Steps of Linear Regression
Steps in Implementing Linear Regression Model
- Importing libraries and dataset
- Checking for multicollinearity and removing it
- Scaling the dataset
- Creating test and train partitions
- Implementing the linear regression model using Scikit-learn
- Generating predictions over the test set
- Evaluating the model
- Plotting the residuals
- Verifying the assumptions of linear regression
- Visualizing the coefficients to interpret the model result
Outcome of Linear Regression
Before importing the dataset, it must be prepared under the following steps: Preprocessing
- Exploring the target and the independent variables
- Treating the outliers and missing values in independent and target variables
- Transforming the categorical variables into numerical variables using dummy encoding
The implementation of these steps is described in my Python .ipynb notebook. Click on the icon to access it.
Some Important Interpretations from the Models:
- Most of the residuals are densely populated between limits 200,000 and -200,000, so we can say residuals are normally distributed.
- However, the residual plot resembles neither a cone shape nor a pipe shape, so there is still room for improvement in the data.
- Additionally, there are some outliers.
Residual Plot Interpretation:
- This is a plot between residual (error) and their frequency counts.
- The residuals are approximately normal, so one of our assumptions of linear regression holds true.
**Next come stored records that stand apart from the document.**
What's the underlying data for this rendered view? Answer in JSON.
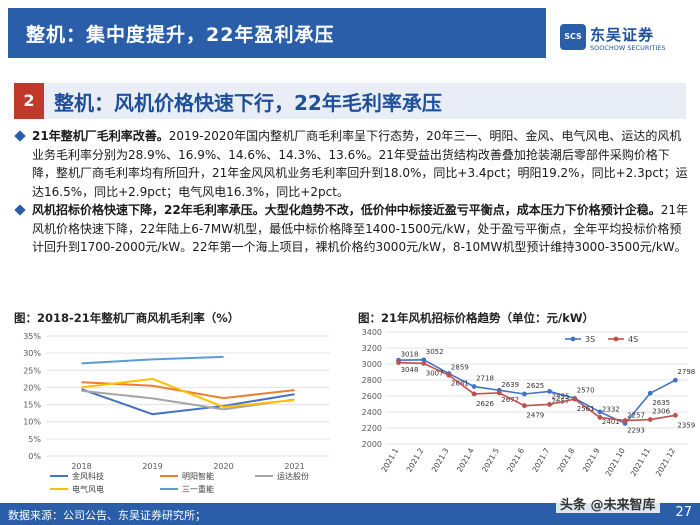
{
  "header": {
    "title": "整机：集中度提升，22年盈利承压"
  },
  "logo": {
    "mark": "SCS",
    "cn": "东吴证券",
    "en": "SOOCHOW SECURITIES"
  },
  "section": {
    "num": "2",
    "title": "整机：风机价格快速下行，22年毛利率承压"
  },
  "bullets": [
    {
      "lead": "21年整机厂毛利率改善。",
      "text": "2019-2020年国内整机厂商毛利率呈下行态势，20年三一、明阳、金风、电气风电、运达的风机业务毛利率分别为28.9%、16.9%、14.6%、14.3%、13.6%。21年受益出货结构改善叠加抢装潮后零部件采购价格下降，整机厂商毛利率均有所回升，21年金风风机业务毛利率回升到18.0%，同比+3.4pct；明阳19.2%，同比+2.3pct；运达16.5%，同比+2.9pct；电气风电16.3%，同比+2pct。"
    },
    {
      "lead": "风机招标价格快速下降，22年毛利率承压。大型化趋势不改，低价仲中标接近盈亏平衡点，成本压力下价格预计企稳。",
      "text": "21年风机价格快速下降，22年陆上6-7MW机型，最低中标价格降至1400-1500元/kW，处于盈亏平衡点，全年平均投标价格预计回升到1700-2000元/kW。22年第一个海上项目，裸机价格约3000元/kW，8-10MW机型预计维持3000-3500元/kW。"
    }
  ],
  "figures": {
    "left_caption": "图：2018-21年整机厂商风机毛利率（%）",
    "right_caption": "图：21年风机招标价格趋势（单位：元/kW）"
  },
  "footer": {
    "source": "数据来源：公司公告、东吴证券研究所；",
    "page": "27"
  },
  "watermark": "头条 @未来智库",
  "colors": {
    "brand": "#2a5ea8",
    "accent_red": "#c0392b"
  },
  "chart_data": [
    {
      "type": "line",
      "categories": [
        "2018",
        "2019",
        "2020",
        "2021"
      ],
      "ylim": [
        0,
        35
      ],
      "yticks": [
        "0%",
        "5%",
        "10%",
        "15%",
        "20%",
        "25%",
        "30%",
        "35%"
      ],
      "legend_position": "bottom",
      "series": [
        {
          "name": "金风科技",
          "color": "#4472c4",
          "values": [
            19.5,
            12.2,
            14.6,
            18.0
          ]
        },
        {
          "name": "明阳智能",
          "color": "#ed7d31",
          "values": [
            21.5,
            20.5,
            16.9,
            19.2
          ]
        },
        {
          "name": "运达股份",
          "color": "#a5a5a5",
          "values": [
            19.0,
            16.8,
            13.6,
            16.5
          ]
        },
        {
          "name": "电气风电",
          "color": "#ffc000",
          "values": [
            20.0,
            22.5,
            14.3,
            16.3
          ]
        },
        {
          "name": "三一重能",
          "color": "#5b9bd5",
          "values": [
            27.0,
            28.2,
            28.9,
            null
          ]
        }
      ]
    },
    {
      "type": "line",
      "categories": [
        "2021.1",
        "2021.2",
        "2021.3",
        "2021.4",
        "2021.5",
        "2021.6",
        "2021.7",
        "2021.8",
        "2021.9",
        "2021.10",
        "2021.11",
        "2021.12"
      ],
      "ylim": [
        2000,
        3400
      ],
      "yticks": [
        "2000",
        "2200",
        "2400",
        "2600",
        "2800",
        "3000",
        "3200",
        "3400"
      ],
      "legend_position": "top-right",
      "series": [
        {
          "name": "3S",
          "color": "#4472c4",
          "values": [
            3048,
            3052,
            2881,
            2718,
            2672,
            2625,
            2657,
            2570,
            2401,
            2257,
            2635,
            2798
          ]
        },
        {
          "name": "4S",
          "color": "#c0504d",
          "values": [
            3018,
            3007,
            2859,
            2626,
            2639,
            2479,
            2495,
            2561,
            2332,
            2293,
            2306,
            2359
          ]
        }
      ]
    }
  ]
}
- Note that there are still some outliers on the far right.
Outcome of Regression Modelling:
- Zip code has the highest coefficient, indicating that location plays a major role in determining sale price.
- The area of the house and overall grade also have a significant impact on the sale price.
- Year since renovation is negatively significant, meaning customers are more likely to buy houses that are recently renovated.
- Longitude is negatively significant, while Latitude is positively significant, suggesting a geographical dependency in the sale prices.